# FurAffinity



## Laphin (Jul 26, 2005)

So, I don't think Furaffinity will last, even if it IS brought back up.  Who agrees?!


----------



## shinmew (Jul 26, 2005)

All this mess makes one feel as if it will not last. I'm not sure how much more I can deal with either. I normally can deal with things like this for a while but it is starting to get out of hand.


----------



## Wolf-Bone (Jul 26, 2005)

Well, I don't really have an opinion there, but I think my friend Spicoli has something he'd like to say on the matter


----------



## shinmew (Jul 27, 2005)

Your "friend" will just have to get over it. 

Anyhow.......

I don't know if you've been with the site since it first started, but it has had it's share of problems. The more that happen, the less people will visit. Why would an artist want to post his/her art on a site that few ever visit? I'm willing to stick with the site until less and less people start showing up. I'd hate to post art in nobody is going to be around to enjoy it. From a lurkers point of view, why go to an art site with less art getting posted due to problems with the site? A lot of artist I know from Yahoo groups ran to this place. I've not spoken to a lot of them until I found this site. Yes, I'm glad that I can speak to them again and not have to worry about one or both of our yahoo IDs getting deleted and lose a way to contact them, but it for some reason that they must go to another site, then I may lose track of them again. 

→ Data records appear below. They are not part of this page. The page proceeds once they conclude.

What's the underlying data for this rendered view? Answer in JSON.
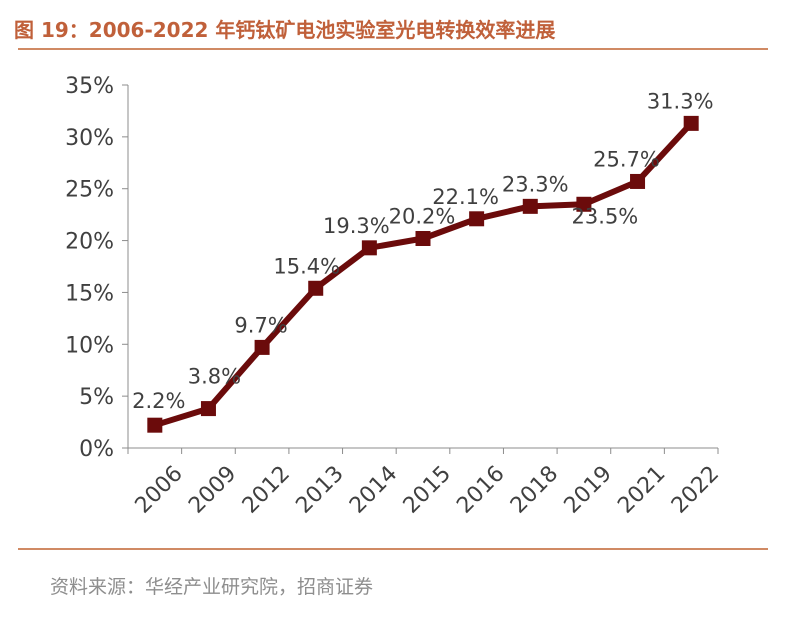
{
  "title": "图 19：2006-2022 年钙钛矿电池实验室光电转换效率进展",
  "source": "资料来源：华经产业研究院，招商证券",
  "colors": {
    "line": "#6b0b0b",
    "title": "#c0603a",
    "rule": "#d08a64",
    "text": "#404040"
  },
  "chart_data": {
    "type": "line",
    "categories": [
      "2006",
      "2009",
      "2012",
      "2013",
      "2014",
      "2015",
      "2016",
      "2018",
      "2019",
      "2021",
      "2022"
    ],
    "series": [
      {
        "values": [
          2.2,
          3.8,
          9.7,
          15.4,
          19.3,
          20.2,
          22.1,
          23.3,
          23.5,
          25.7,
          31.3
        ]
      }
    ],
    "data_labels": [
      "2.2%",
      "3.8%",
      "9.7%",
      "15.4%",
      "19.3%",
      "20.2%",
      "22.1%",
      "23.3%",
      "23.5%",
      "25.7%",
      "31.3%"
    ],
    "yticks": [
      "0%",
      "5%",
      "10%",
      "15%",
      "20%",
      "25%",
      "30%",
      "35%"
    ],
    "ylim": [
      0,
      35
    ],
    "grid": false,
    "legend": "none"
  }
}
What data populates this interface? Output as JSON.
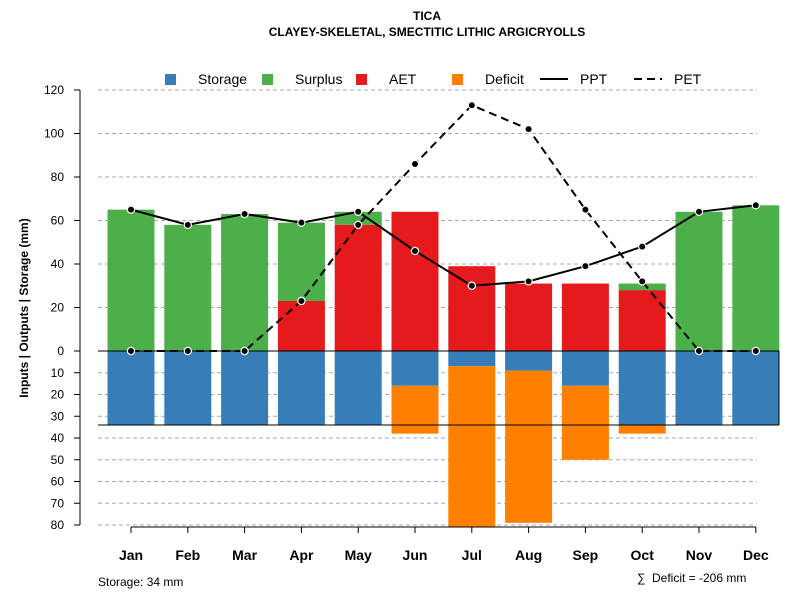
{
  "chart_data": {
    "type": "bar",
    "title": "TICA",
    "subtitle": "CLAYEY-SKELETAL, SMECTITIC LITHIC ARGICRYOLLS",
    "ylabel": "Inputs | Outputs | Storage    (mm)",
    "categories": [
      "Jan",
      "Feb",
      "Mar",
      "Apr",
      "May",
      "Jun",
      "Jul",
      "Aug",
      "Sep",
      "Oct",
      "Nov",
      "Dec"
    ],
    "ylim_upper": [
      0,
      120
    ],
    "ylim_lower": [
      0,
      80
    ],
    "yticks_upper": [
      "0",
      "20",
      "40",
      "60",
      "80",
      "100",
      "120"
    ],
    "yticks_lower": [
      "10",
      "20",
      "30",
      "40",
      "50",
      "60",
      "70",
      "80"
    ],
    "grid": true,
    "storage_capacity_mm": 34,
    "series": [
      {
        "name": "Storage",
        "color": "#377EB8",
        "side": "below",
        "values": [
          34,
          34,
          34,
          34,
          34,
          16,
          7,
          9,
          16,
          34,
          34,
          34
        ]
      },
      {
        "name": "Surplus",
        "color": "#4DAF4A",
        "side": "above",
        "values": [
          65,
          58,
          63,
          36,
          6,
          0,
          0,
          0,
          0,
          3,
          64,
          67
        ]
      },
      {
        "name": "AET",
        "color": "#E41A1C",
        "side": "above",
        "values": [
          0,
          0,
          0,
          23,
          58,
          64,
          39,
          31,
          31,
          28,
          0,
          0
        ]
      },
      {
        "name": "Deficit",
        "color": "#FF7F00",
        "side": "below",
        "values": [
          0,
          0,
          0,
          0,
          0,
          22,
          74,
          70,
          34,
          4,
          0,
          0
        ]
      },
      {
        "name": "PPT",
        "color": "#000000",
        "style": "solid line",
        "values": [
          65,
          58,
          63,
          59,
          64,
          46,
          30,
          32,
          39,
          48,
          64,
          67
        ]
      },
      {
        "name": "PET",
        "color": "#000000",
        "style": "dashed line",
        "values": [
          0,
          0,
          0,
          23,
          58,
          86,
          113,
          102,
          65,
          32,
          0,
          0
        ]
      }
    ],
    "legend": {
      "position": "top",
      "entries": [
        "Storage",
        "Surplus",
        "AET",
        "Deficit",
        "PPT",
        "PET"
      ]
    },
    "footnote_left": "Storage: 34 mm",
    "footnote_right_symbol": "∑",
    "footnote_right": "Deficit = -206 mm"
  }
}
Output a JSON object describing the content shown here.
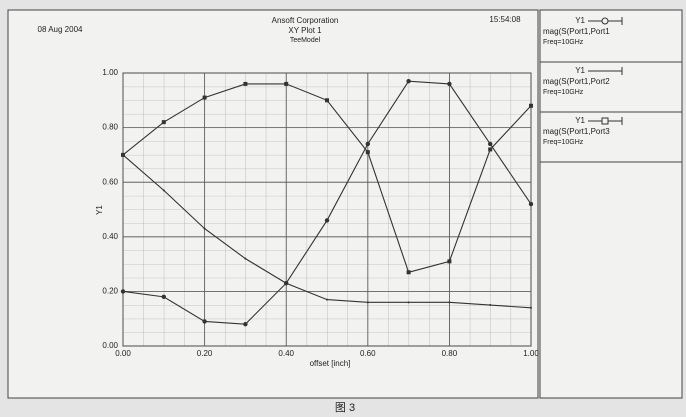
{
  "chart_data": {
    "type": "line",
    "date": "08 Aug 2004",
    "title": "Ansoft Corporation",
    "subtitle": "XY Plot 1",
    "design": "TeeModel",
    "time": "15:54:08",
    "x_label": "offset [inch]",
    "y_label": "Y1",
    "caption": "图 3",
    "grid": true,
    "x": [
      0,
      0.1,
      0.2,
      0.3,
      0.4,
      0.5,
      0.6,
      0.7,
      0.8,
      0.9,
      1.0
    ],
    "xlim": [
      0,
      1
    ],
    "ylim": [
      0,
      1
    ],
    "xticks": [
      {
        "value": 0,
        "label": "0.00"
      },
      {
        "value": 0.2,
        "label": "0.20"
      },
      {
        "value": 0.4,
        "label": "0.40"
      },
      {
        "value": 0.6,
        "label": "0.60"
      },
      {
        "value": 0.8,
        "label": "0.80"
      },
      {
        "value": 1,
        "label": "1.00"
      }
    ],
    "yticks": [
      {
        "value": 0,
        "label": "0.00"
      },
      {
        "value": 0.2,
        "label": "0.20"
      },
      {
        "value": 0.4,
        "label": "0.40"
      },
      {
        "value": 0.6,
        "label": "0.60"
      },
      {
        "value": 0.8,
        "label": "0.80"
      },
      {
        "value": 1,
        "label": "1.00"
      }
    ],
    "series": [
      {
        "trace": "Y1",
        "name": "mag(S(Port1,Port1",
        "freq": "Freq=10GHz",
        "marker": "circle",
        "color": "#333333",
        "values": [
          0.2,
          0.18,
          0.09,
          0.08,
          0.23,
          0.46,
          0.74,
          0.97,
          0.96,
          0.74,
          0.52
        ]
      },
      {
        "trace": "Y1",
        "name": "mag(S(Port1,Port2",
        "freq": "Freq=10GHz",
        "marker": "none",
        "color": "#333333",
        "values": [
          0.7,
          0.57,
          0.43,
          0.32,
          0.23,
          0.17,
          0.16,
          0.16,
          0.16,
          0.15,
          0.14
        ]
      },
      {
        "trace": "Y1",
        "name": "mag(S(Port1,Port3",
        "freq": "Freq=10GHz",
        "marker": "square",
        "color": "#333333",
        "values": [
          0.7,
          0.82,
          0.91,
          0.96,
          0.96,
          0.9,
          0.71,
          0.27,
          0.31,
          0.72,
          0.88
        ]
      }
    ]
  }
}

Yes, Fur Affinity means a lot to a lot of us, but so did our yahoo groups. If things go down hill, we may just have to relocate again. We artist are poor people who need a nice free place with high traffic to post our work. So it may take a lot to make us leave.... a loss in traffic could do just that. Let's just hope that all this mess does not cause that to happen.


----------



## uncia2000 (Jul 27, 2005)

shinmew said:
			
		

> I don't know if you've been with the site since it first started, but it has had it's share of problems.
> ...
> Yes, Fur Affinity means a lot to a lot of us, but so did our yahoo groups.


Agreed.

FA did have a valid excuse of sorts in that it _was_ a rush-job to help get SA refugees back up and running in a more open community, asap.
Using that particular "excuse" for anything probably wore very thin several months back, however. 

I'm sure things have the potential to work out. Goodness knows there's been enough effort put in to hope the payback would be positive for all that.
Hopefully there will be physical help to aid such efforts as well as just kind words. (And that those will be freely accepted in the spirit they are offered).

jmo... ^^


----------